Все для ванной, здесь 

 

— сказала Полли.
— Да, миссис Ричардс, даже и не подумала бы, — отвечала Сьюзен, — и я слышала, как эти два надсмотрщика, Токс и Чик, говорили, что не намерены быть завтра на своем посту, а стало быть, я и мисс Флой выйдем завтра утром с вами, и поступайте, как вам угодно, миссис Ричардс, потому что мы с таким же удовольствием можем пойти туда, как и шагать взад и вперед по улице, и даже с. большим.
Сначала Полли довольно мужественно отвергла это предложение, но мало-помалу стала к нему склоняться — по мере того как все яснее и яснее представляла себе запретные образы детей и родного дома. Наконец, рассудив, что большой беды не будет, если на минутку заглянуть в дверь, она приняла совет Нипер.
Когда вопрос был, таким образом, разрешен, маленький Поль жалобно заплакал, словно было у него предчувствие, что ничего хорошего из этого не выйдет.
— Что случилось с ребенком? — спросила Сьюзен.
— Должно быть, он озяб, — сказала Полли, прохаживаясь с ним взад и вперед и баюкая его.
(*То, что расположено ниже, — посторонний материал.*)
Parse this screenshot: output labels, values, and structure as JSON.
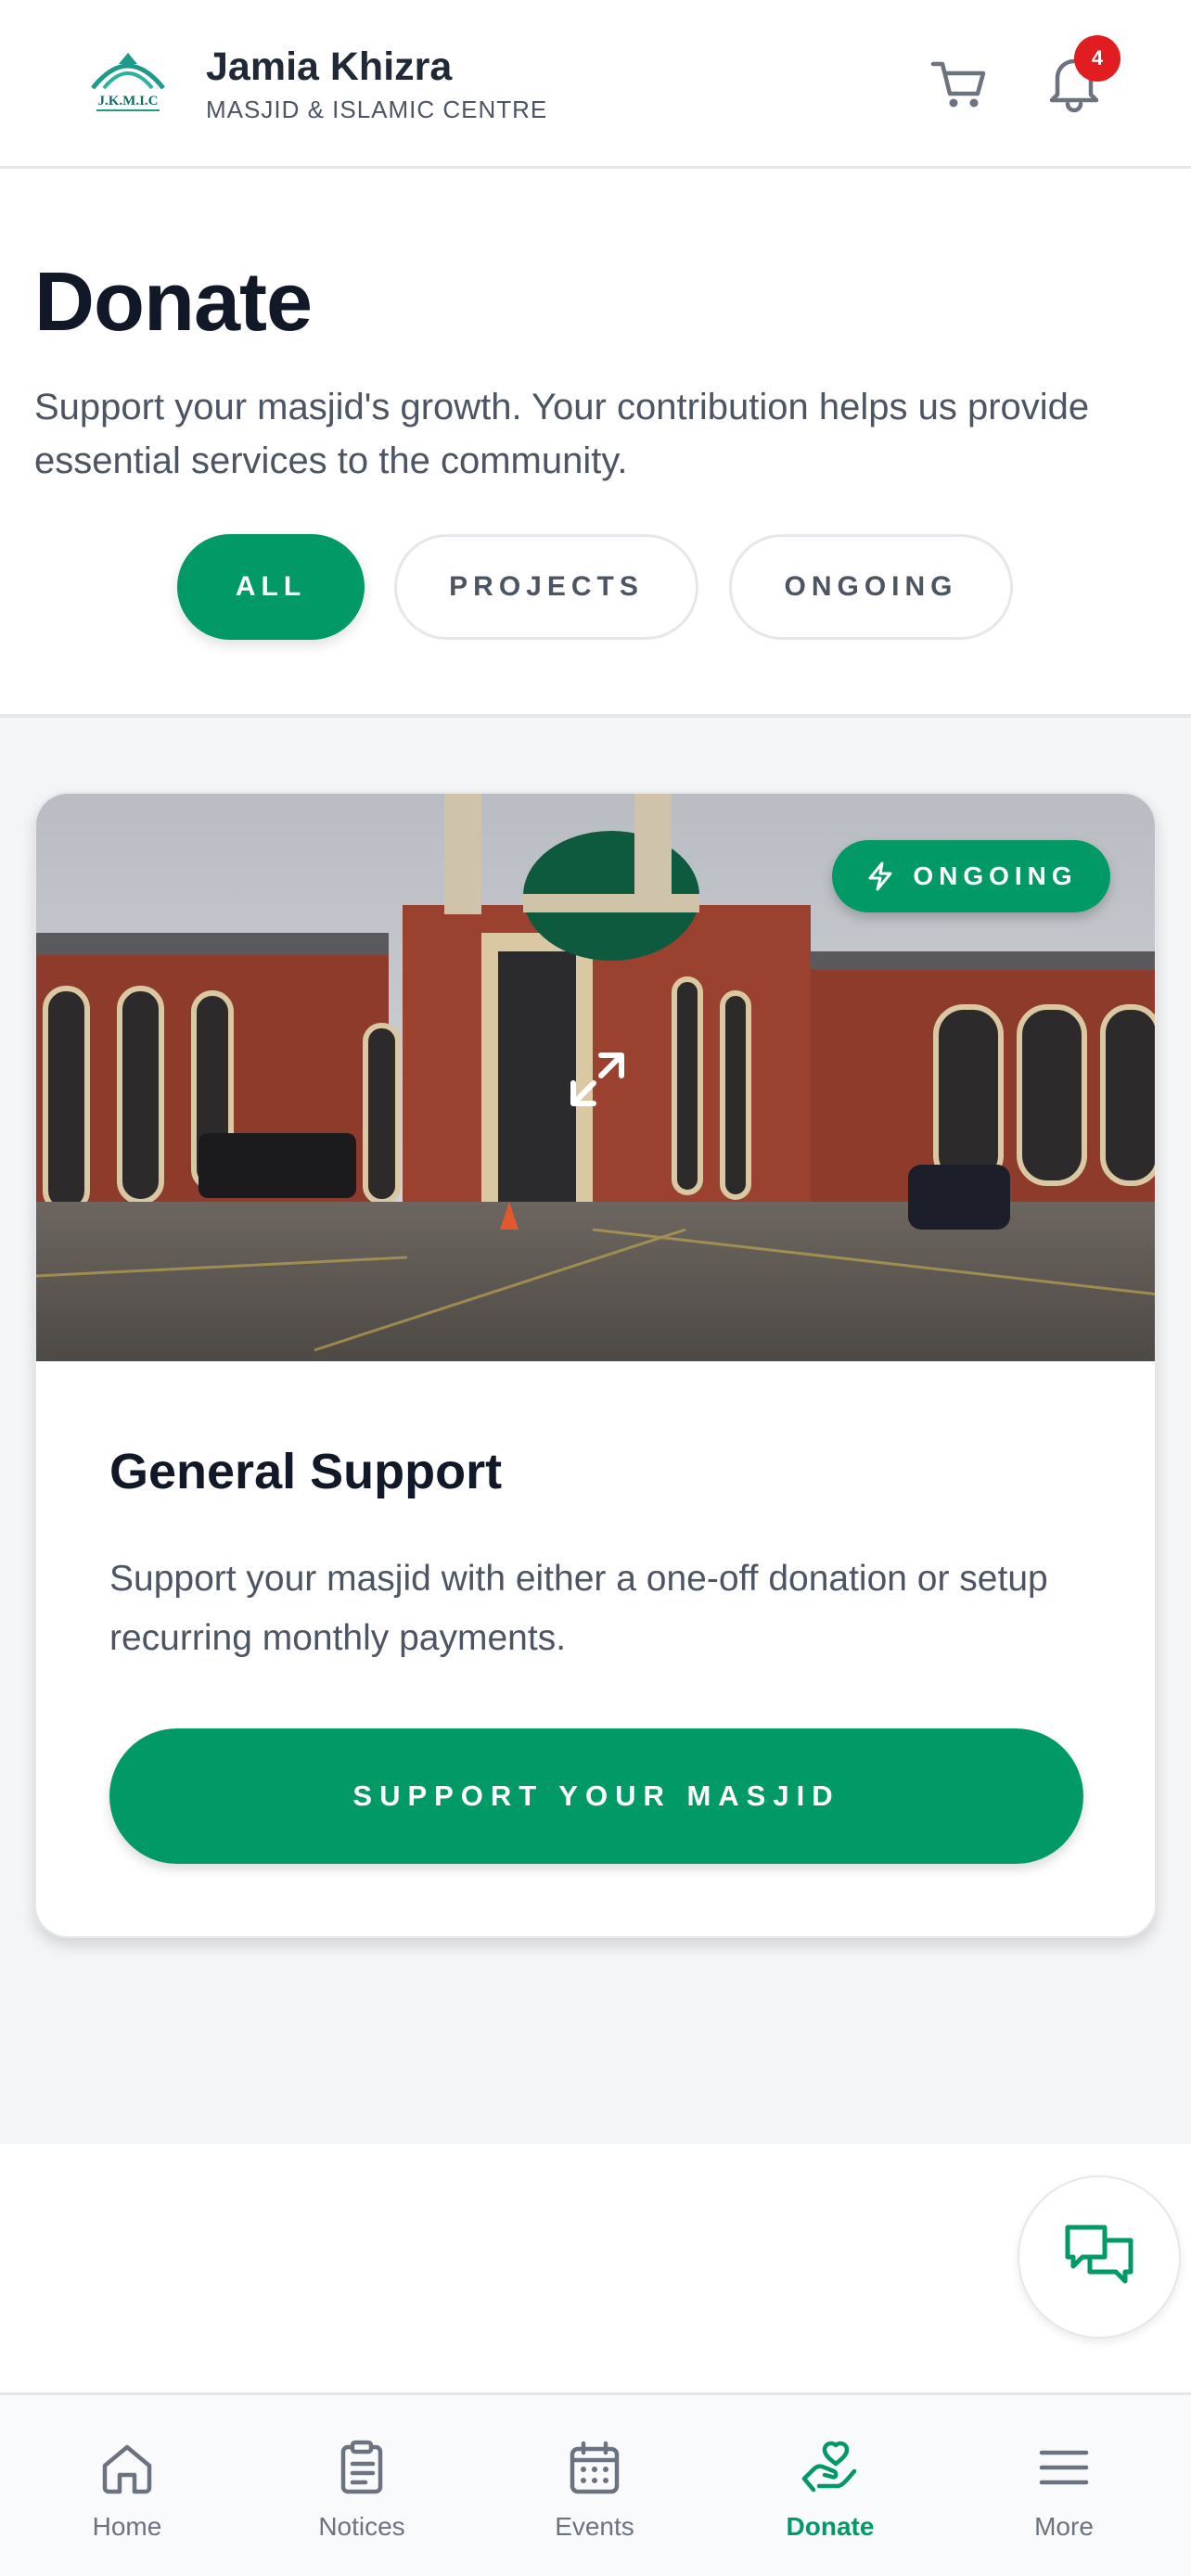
{
  "header": {
    "logo_text": "J.K.M.I.C",
    "brand_name": "Jamia Khizra",
    "brand_subtitle": "MASJID & ISLAMIC CENTRE",
    "notification_count": "4",
    "cart_icon": "cart-icon",
    "bell_icon": "bell-icon"
  },
  "page": {
    "title": "Donate",
    "intro": "Support your masjid's growth. Your contribution helps us provide essential services to the community."
  },
  "filters": [
    {
      "label": "ALL",
      "selected": true
    },
    {
      "label": "PROJECTS",
      "selected": false
    },
    {
      "label": "ONGOING",
      "selected": false
    }
  ],
  "card": {
    "badge_label": "ONGOING",
    "badge_icon": "lightning-icon",
    "image_subject": "masjid-building-photo",
    "title": "General Support",
    "description": "Support your masjid with either a one-off donation or setup recurring monthly payments.",
    "button_label": "SUPPORT YOUR MASJID"
  },
  "chat": {
    "icon": "chat-icon"
  },
  "bottom_nav": [
    {
      "label": "Home",
      "icon": "home-icon",
      "active": false
    },
    {
      "label": "Notices",
      "icon": "clipboard-icon",
      "active": false
    },
    {
      "label": "Events",
      "icon": "calendar-icon",
      "active": false
    },
    {
      "label": "Donate",
      "icon": "hand-heart-icon",
      "active": true
    },
    {
      "label": "More",
      "icon": "menu-icon",
      "active": false
    }
  ],
  "colors": {
    "accent": "#019966",
    "badge_red": "#e11d22",
    "text_dark": "#111827",
    "text_muted": "#4b5563",
    "content_bg": "#f4f5f7"
  }
}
Да, день был холодный, осенний; и покуда она прохаживалась, баюкала и, глядя в тусклые окна, крепче прижимала мальчугана к груди, сухие листья падали дождем.
Глава VI
Вторая утрата Поля
У Полли поутру возникло столько опасений, что, если бы не настойчивые понукания ее черноглазой приятельницы, она отказалась бы от всяких мыслей о путешествии и обратилась бы с формальной просьбой разрешить ей свидание с номером сто сорок седьмым под зловещим кровом мистера Домби. Но Сьюзен, которая (подобно Тони Ламкину) могла с примерной стойкостью переносить чужие разочарования, но не могла мириться со своими, выдвинула столько остроумных возражений против нового плана и поддержала первоначальное намерение таким количеством остроумных доводов, что, как только спина мистера Домби величественно повернулась к дому и сей джентльмен отправился обычной своей дорогой в Сити, его сын, ничего не ведающий, был уже на пути к Садам Стегса.
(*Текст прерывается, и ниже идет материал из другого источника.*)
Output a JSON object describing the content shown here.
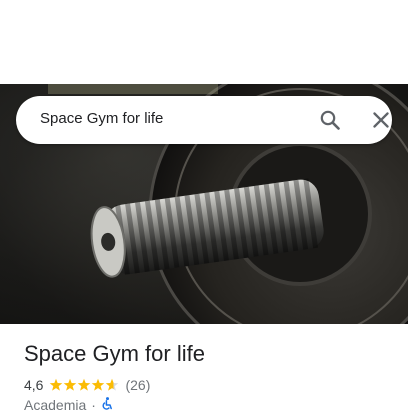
{
  "search": {
    "query": "Space Gym for life"
  },
  "icons": {
    "search": "search-icon",
    "close": "close-icon",
    "star": "star-icon",
    "accessibility": "wheelchair-icon"
  },
  "place": {
    "title": "Space Gym for life",
    "rating": "4,6",
    "stars": 4.6,
    "reviews": "(26)",
    "category": "Academia",
    "separator": "·"
  },
  "colors": {
    "star": "#fbbc04",
    "star_empty": "#dadce0",
    "accessibility": "#1a73e8",
    "text_primary": "#202124",
    "text_secondary": "#70757a"
  }
}
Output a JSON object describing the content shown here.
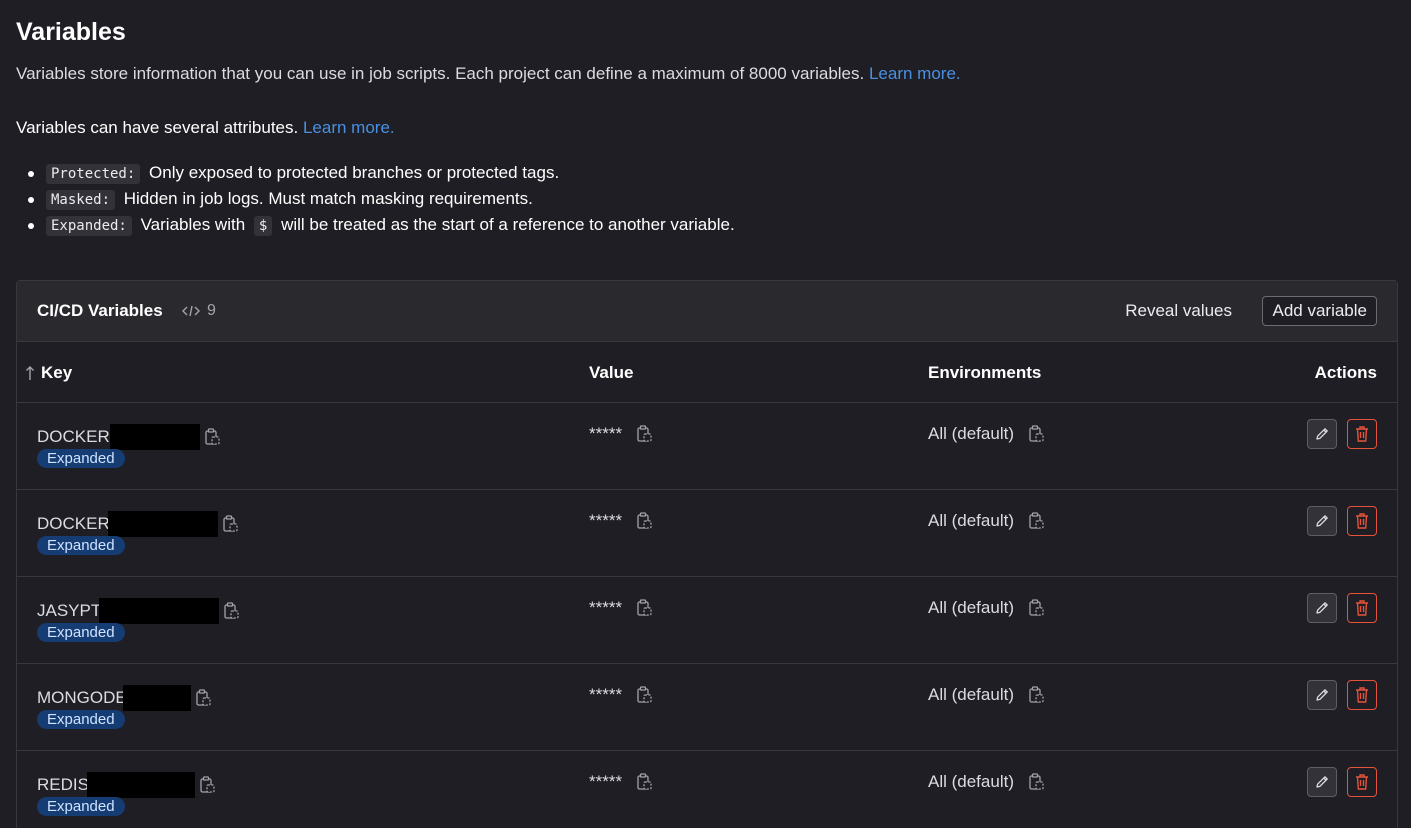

Эта благозвучная местность находилась в пригороде, известном населению Садов Стегса под именем Кемберлинг-Тауна, каковое наименование план Лондона для приезжих, отпечатанный (с целью дать приятную и удобную справку) на носовых платках, сокращает, не без оснований, в Кемден-Таун. Сюда направили свои стопы обе няньки в сопровождении своих питомцев; Ричардс, разумеется, несла Поля, а Сьюзен вела за руку маленькую Флоренс и время от времени угощала ее пинками и толчками, когда считала целесообразным прибегнуть к ним.
Как раз в те времена первый из великих подземных толчков потряс весь район до самого центра. Следы его были заметны всюду. Дома были разрушены; улицы проложены и заграждены; вырыты глубокие ямы и рвы; земля и глина навалены огромными кучами; здания, подрытые и расшатанные, подперты большими бревнами. Здесь повозки, опрокинутые и нагроможденные одна на другую, лежали как попало у подошвы крутого искусственного холма; там драгоценное железо мокло и ржавело в чем-то, что случайно превратилось в пруд. Всюду были мосты, которые никуда не вели; широкие проспекты, которые были совершенно непроходимы; трубы, подобно вавилонским башням, наполовину недостроенные; временные деревянные сооружения и заборы в самых неожиданных местах; остовы ободранных жилищ, обломки незаконченных стен и арок, груды материала для лесов, нагроможденные кирпичи, гигантские подъемные краны и треножники, широко расставившие ноги над пустотой. Здесь были сотни, тысячи незавершенных вещей всех видов и форм, нелепо сдвинутых с места, перевернутых вверх дном, зарывающихся в землю, стремящихся к небу, гниющих в воде и непонятных, как сновидение. Горячие источники и огненные извержения, обычные спутники землетрясения, дополняли эту хаотическую картину. Кипящая вода свистела и вздымалась паром среди полуразрушенных стен, из развалин вырывался ослепительный блеск и рев пламени, а горы золы властно загромождали проходы и в корне изменяли законы и обычаи местности.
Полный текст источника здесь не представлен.